The former Marine has been a priest for 17 years and had previous business experience, but said he has always sought to add “tools in my proverbial toolbox” as a pastor in the Diocese of Rockford.

“The people of God deserve it,” he said. “I want to do everything right, but I want a pro to tell me, ‘You’re doing it awesome.’”

In Father Beekman’s experience, “every parish” needs to communicate more effectively to parishioners about what it is doing and how resources are being used. The faithful, he added, want their pastor to succeed and need him to be a good shepherd of the parish’s resources, as well as of souls.

That means getting staff to work together, instead of in their own “silos,” and seeing where a parish’s material debt may be revealing a “spiritual poverty.” He said a parish that is not evangelizing will have fewer people contributing because less people are getting married in the Church, baptizing their children and giving them the sacraments or attending Sunday Mass as a family.

He added that pastors have to solicit fresh ideas and make objective assessments, and not trust only their instincts or take someone’s word about what a balance sheet says.

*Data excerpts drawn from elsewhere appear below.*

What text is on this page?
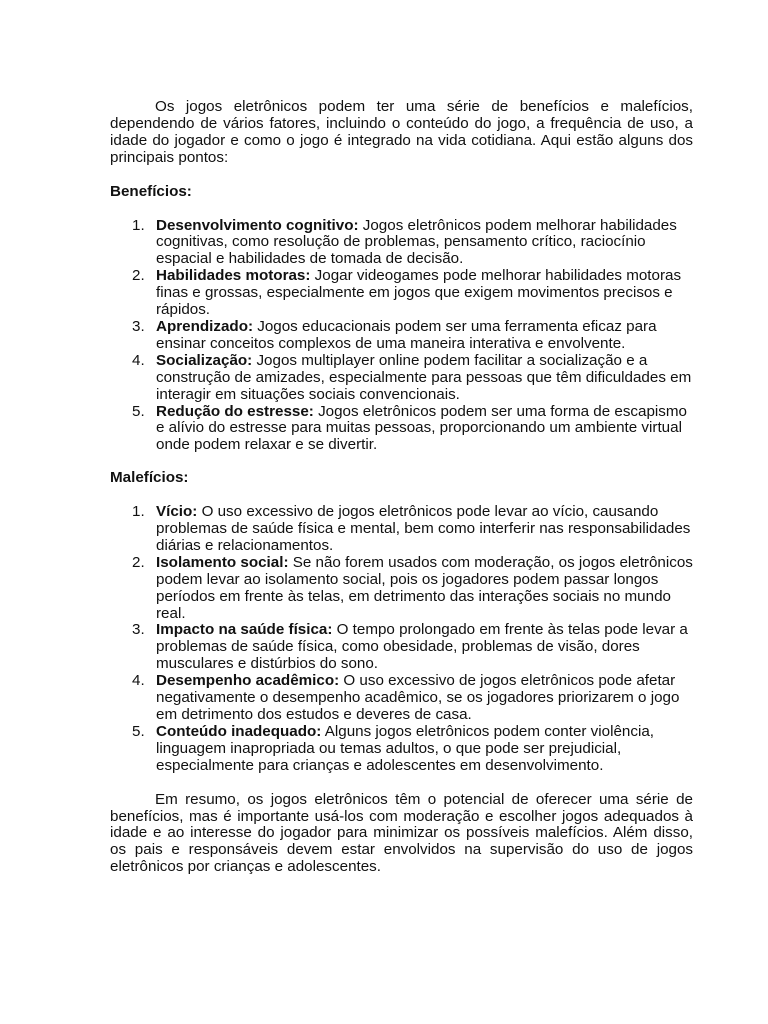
Os jogos eletrônicos podem ter uma série de benefícios e malefícios, dependendo de vários fatores, incluindo o conteúdo do jogo, a frequência de uso, a idade do jogador e como o jogo é integrado na vida cotidiana. Aqui estão alguns dos principais pontos:

Benefícios:

1. Desenvolvimento cognitivo: Jogos eletrônicos podem melhorar habilidades cognitivas, como resolução de problemas, pensamento crítico, raciocínio espacial e habilidades de tomada de decisão.
2. Habilidades motoras: Jogar videogames pode melhorar habilidades motoras finas e grossas, especialmente em jogos que exigem movimentos precisos e rápidos.
3. Aprendizado: Jogos educacionais podem ser uma ferramenta eficaz para ensinar conceitos complexos de uma maneira interativa e envolvente.
4. Socialização: Jogos multiplayer online podem facilitar a socialização e a construção de amizades, especialmente para pessoas que têm dificuldades em interagir em situações sociais convencionais.
5. Redução do estresse: Jogos eletrônicos podem ser uma forma de escapismo e alívio do estresse para muitas pessoas, proporcionando um ambiente virtual onde podem relaxar e se divertir.

Malefícios:

1. Vício: O uso excessivo de jogos eletrônicos pode levar ao vício, causando problemas de saúde física e mental, bem como interferir nas responsabilidades diárias e relacionamentos.
2. Isolamento social: Se não forem usados com moderação, os jogos eletrônicos podem levar ao isolamento social, pois os jogadores podem passar longos períodos em frente às telas, em detrimento das interações sociais no mundo real.
3. Impacto na saúde física: O tempo prolongado em frente às telas pode levar a problemas de saúde física, como obesidade, problemas de visão, dores musculares e distúrbios do sono.
4. Desempenho acadêmico: O uso excessivo de jogos eletrônicos pode afetar negativamente o desempenho acadêmico, se os jogadores priorizarem o jogo em detrimento dos estudos e deveres de casa.
5. Conteúdo inadequado: Alguns jogos eletrônicos podem conter violência, linguagem inapropriada ou temas adultos, o que pode ser prejudicial, especialmente para crianças e adolescentes em desenvolvimento.

Em resumo, os jogos eletrônicos têm o potencial de oferecer uma série de benefícios, mas é importante usá-los com moderação e escolher jogos adequados à idade e ao interesse do jogador para minimizar os possíveis malefícios. Além disso, os pais e responsáveis devem estar envolvidos na supervisão do uso de jogos eletrônicos por crianças e adolescentes.
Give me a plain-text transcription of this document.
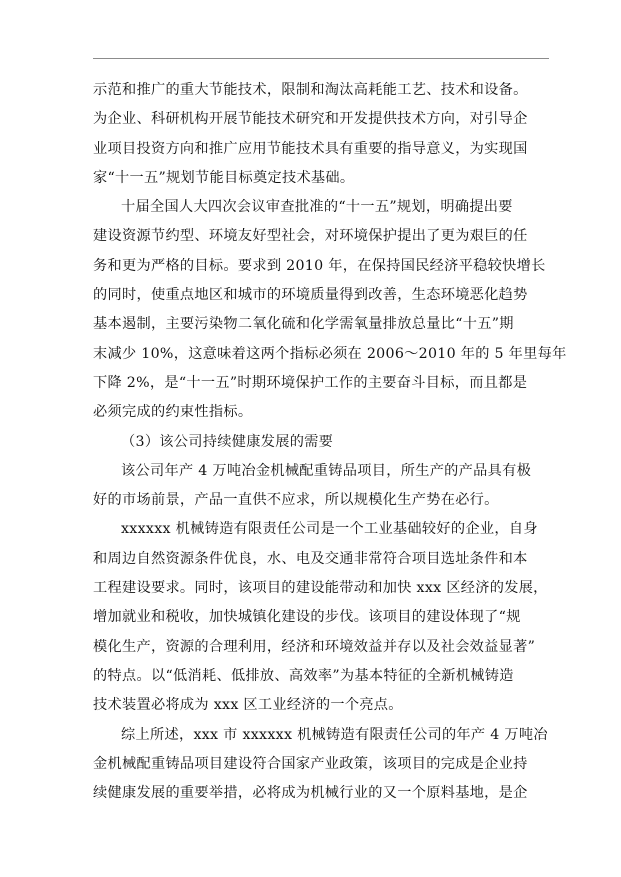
示范和推广的重大节能技术，限制和淘汰高耗能工艺、技术和设备。
为企业、科研机构开展节能技术研究和开发提供技术方向，对引导企
业项目投资方向和推广应用节能技术具有重要的指导意义，为实现国
家“十一五”规划节能目标奠定技术基础。
十届全国人大四次会议审查批准的“十一五”规划，明确提出要
建设资源节约型、环境友好型社会，对环境保护提出了更为艰巨的任
务和更为严格的目标。要求到 2010 年，在保持国民经济平稳较快增长
的同时，使重点地区和城市的环境质量得到改善，生态环境恶化趋势
基本遏制，主要污染物二氧化硫和化学需氧量排放总量比“十五”期
末减少 10%，这意味着这两个指标必须在 2006～2010 年的 5 年里每年
下降 2%，是“十一五”时期环境保护工作的主要奋斗目标，而且都是
必须完成的约束性指标。
（3）该公司持续健康发展的需要
该公司年产 4 万吨冶金机械配重铸品项目，所生产的产品具有极
好的市场前景，产品一直供不应求，所以规模化生产势在必行。
xxxxxx 机械铸造有限责任公司是一个工业基础较好的企业，自身
和周边自然资源条件优良，水、电及交通非常符合项目选址条件和本
工程建设要求。同时，该项目的建设能带动和加快 xxx 区经济的发展，
增加就业和税收，加快城镇化建设的步伐。该项目的建设体现了“规
模化生产，资源的合理利用，经济和环境效益并存以及社会效益显著”
的特点。以“低消耗、低排放、高效率”为基本特征的全新机械铸造
技术装置必将成为 xxx 区工业经济的一个亮点。
综上所述，xxx 市 xxxxxx 机械铸造有限责任公司的年产 4 万吨冶
金机械配重铸品项目建设符合国家产业政策，该项目的完成是企业持
续健康发展的重要举措，必将成为机械行业的又一个原料基地，是企
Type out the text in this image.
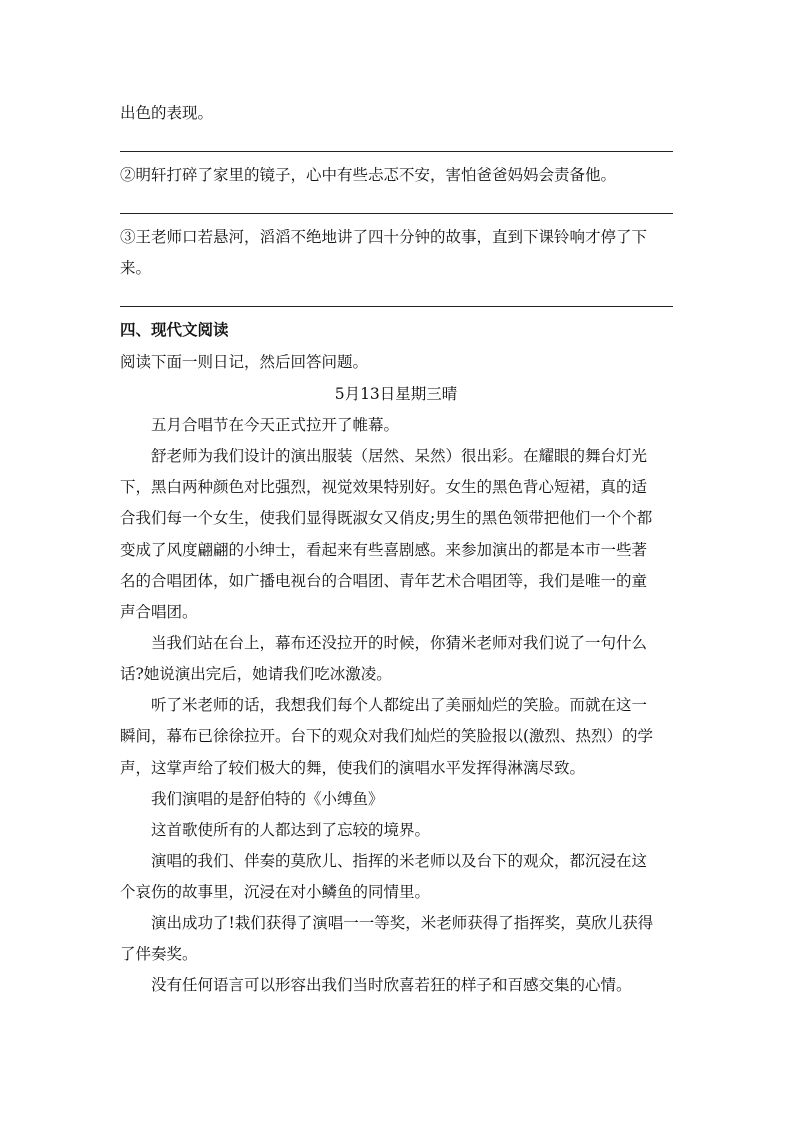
出色的表现。
②明轩打碎了家里的镜子，心中有些忐忑不安，害怕爸爸妈妈会责备他。
③王老师口若悬河，滔滔不绝地讲了四十分钟的故事，直到下课铃响才停了下
来。
四、现代文阅读
阅读下面一则日记，然后回答问题。
5月13日星期三晴
五月合唱节在今天正式拉开了帷幕。
舒老师为我们设计的演出服装（居然、呆然）很出彩。在耀眼的舞台灯光
下，黑白两种颜色对比强烈，视觉效果特别好。女生的黑色背心短裙，真的适
合我们每一个女生，使我们显得既淑女又俏皮;男生的黑色领带把他们一个个都
变成了风度翩翩的小绅士，看起来有些喜剧感。来参加演出的都是本市一些著
名的合唱团体，如广播电视台的合唱团、青年艺术合唱团等，我们是唯一的童
声合唱团。
当我们站在台上，幕布还没拉开的时候，你猜米老师对我们说了一句什么
话?她说演出完后，她请我们吃冰激凌。
听了米老师的话，我想我们每个人都绽出了美丽灿烂的笑脸。而就在这一
瞬间，幕布已徐徐拉开。台下的观众对我们灿烂的笑脸报以(激烈、热烈）的学
声，这掌声给了较们极大的舞，使我们的演唱水平发挥得淋漓尽致。
我们演唱的是舒伯特的《小缚鱼》
这首歌使所有的人都达到了忘较的境界。
演唱的我们、伴奏的莫欣儿、指挥的米老师以及台下的观众，都沉浸在这
个哀伤的故事里，沉浸在对小鳞鱼的同情里。
演出成功了!栽们获得了演唱一一等奖，米老师获得了指挥奖，莫欣儿获得
了伴奏奖。
没有任何语言可以形容出我们当时欣喜若狂的样子和百感交集的心情。
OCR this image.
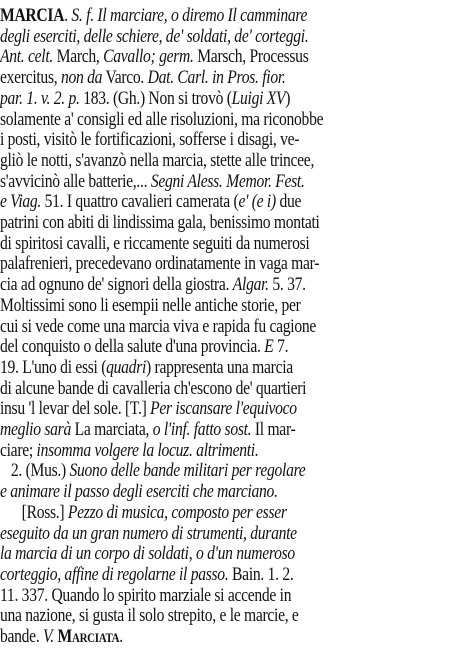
MARCIA. S. f. Il marciare, o diremo Il camminare
degli eserciti, delle schiere, de' soldati, de' corteggi.
Ant. celt. March, Cavallo; germ. Marsch, Processus
exercitus, non da Varco. Dat. Carl. in Pros. fior.
par. 1. v. 2. p. 183. (Gh.) Non si trovò (Luigi XV)
solamente a' consigli ed alle risoluzioni, ma riconobbe
i posti, visitò le fortificazioni, sofferse i disagi, ve-
gliò le notti, s'avanzò nella marcia, stette alle trincee,
s'avvicinò alle batterie,... Segni Aless. Memor. Fest.
e Viag. 51. I quattro cavalieri camerata (e' (e i) due
patrini con abiti di lindissima gala, benissimo montati
di spiritosi cavalli, e riccamente seguiti da numerosi
palafrenieri, precedevano ordinatamente in vaga mar-
cia ad ognuno de' signori della giostra. Algar. 5. 37.
Moltissimi sono li esempii nelle antiche storie, per
cui si vede come una marcia viva e rapida fu cagione
del conquisto o della salute d'una provincia. E 7.
19. L'uno di essi (quadri) rappresenta una marcia
di alcune bande di cavalleria ch'escono de' quartieri
insu 'l levar del sole. [T.] Per iscansare l'equivoco
meglio sarà La marciata, o l'inf. fatto sost. Il mar-
ciare; insomma volgere la locuz. altrimenti.
2. (Mus.) Suono delle bande militari per regolare
e animare il passo degli eserciti che marciano.
[Ross.] Pezzo di musica, composto per esser
eseguito da un gran numero di strumenti, durante
la marcia di un corpo di soldati, o d'un numeroso
corteggio, affine di regolarne il passo. Bain. 1. 2.
11. 337. Quando lo spirito marziale si accende in
una nazione, si gusta il solo strepito, e le marcie, e
bande. V. Marciata.
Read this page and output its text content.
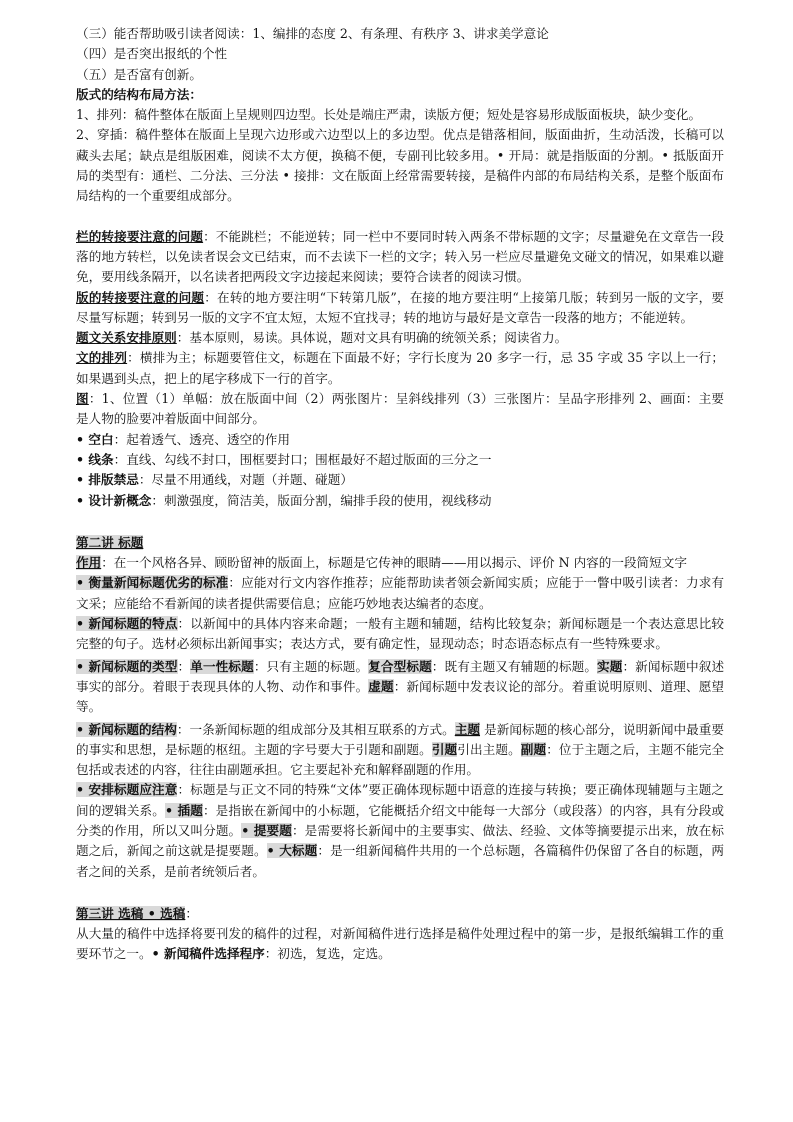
（三）能否帮助吸引读者阅读：1、编排的态度 2、有条理、有秩序 3、讲求美学意论

（四）是否突出报纸的个性

（五）是否富有创新。

版式的结构布局方法：

1、排列：稿件整体在版面上呈规则四边型。长处是端庄严肃，读版方便；短处是容易形成版面板块，缺少变化。

2、穿插：稿件整体在版面上呈现六边形或六边型以上的多边型。优点是错落相间，版面曲折，生动活泼，长稿可以藏头去尾；缺点是组版困难，阅读不太方便，换稿不便，专副刊比较多用。• 开局：就是指版面的分割。• 抵版面开局的类型有：通栏、二分法、三分法 • 接排：文在版面上经常需要转接，是稿件内部的布局结构关系，是整个版面布局结构的一个重要组成部分。

栏的转接要注意的问题：不能跳栏；不能逆转；同一栏中不要同时转入两条不带标题的文字；尽量避免在文章告一段落的地方转栏，以免读者误会文已结束，而不去读下一栏的文字；转入另一栏应尽量避免文碰文的情况，如果难以避免，要用线条隔开，以名读者把两段文字边接起来阅读；要符合读者的阅读习惯。

版的转接要注意的问题：在转的地方要注明“下转第几版”，在接的地方要注明“上接第几版；转到另一版的文字，要尽量写标题；转到另一版的文字不宜太短，太短不宜找寻；转的地访与最好是文章告一段落的地方；不能逆转。

题文关系安排原则：基本原则，易读。具体说，题对文具有明确的统领关系；阅读省力。

文的排列：横排为主；标题要管住文，标题在下面最不好；字行长度为 20 多字一行，忌 35 字或 35 字以上一行；如果遇到头点，把上的尾字移成下一行的首字。

图：1、位置（1）单幅：放在版面中间（2）两张图片：呈斜线排列（3）三张图片：呈品字形排列 2、画面：主要是人物的脸要冲着版面中间部分。

• 空白：起着透气、透亮、透空的作用

• 线条：直线、勾线不封口，围框要封口；围框最好不超过版面的三分之一

• 排版禁忌：尽量不用通线，对题（并题、碰题）

• 设计新概念：刺激强度，简洁美，版面分割，编排手段的使用，视线移动

第二讲 标题

作用：在一个风格各异、顾盼留神的版面上，标题是它传神的眼睛——用以揭示、评价 N 内容的一段简短文字

• 衡量新闻标题优劣的标准：应能对行文内容作推荐；应能帮助读者领会新闻实质；应能于一瞥中吸引读者：力求有文采；应能给不看新闻的读者提供需要信息；应能巧妙地表达编者的态度。

• 新闻标题的特点：以新闻中的具体内容来命题；一般有主题和辅题，结构比较复杂；新闻标题是一个表达意思比较完整的句子。选材必须标出新闻事实；表达方式，要有确定性，显现动态；时态语态标点有一些特殊要求。

• 新闻标题的类型：单一性标题：只有主题的标题。复合型标题：既有主题又有辅题的标题。实题：新闻标题中叙述事实的部分。着眼于表现具体的人物、动作和事件。虚题：新闻标题中发表议论的部分。着重说明原则、道理、愿望等。

• 新闻标题的结构：一条新闻标题的组成部分及其相互联系的方式。主题 是新闻标题的核心部分，说明新闻中最重要的事实和思想，是标题的枢纽。主题的字号要大于引题和副题。引题引出主题。副题：位于主题之后，主题不能完全包括或表述的内容，往往由副题承担。它主要起补充和解释副题的作用。

• 安排标题应注意：标题是与正文不同的特殊“文体”要正确体现标题中语意的连接与转换；要正确体现辅题与主题之间的逻辑关系。• 插题：是指嵌在新闻中的小标题，它能概括介绍文中能每一大部分（或段落）的内容，具有分段或分类的作用，所以又叫分题。• 提要题：是需要将长新闻中的主要事实、做法、经验、文体等摘要提示出来，放在标题之后，新闻之前这就是提要题。• 大标题：是一组新闻稿件共用的一个总标题，各篇稿件仍保留了各自的标题，两者之间的关系，是前者统领后者。

第三讲 选稿 • 选稿：

从大量的稿件中选择将要刊发的稿件的过程，对新闻稿件进行选择是稿件处理过程中的第一步，是报纸编辑工作的重要环节之一。• 新闻稿件选择程序：初选，复选，定选。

Sometimes, he said, people tell a pastor what they think he wants to hear, when he needs instead to be able to recognize the hard truths in the numbers before his eyes.

 

Sharing Knowledge

Father Beekman said that he aims to be a “better brother” to his fellow priests and share his knowledge about how to better run a parish. He said the program would no doubt help priests who are in their first five years, but even older pastors, such as himself, “can learn new tricks.”

“I want to give my best to my people,” he said, “because my testimony to the Lord is my people.”

 

Peter Jesserer Smith is a Register staff reporter.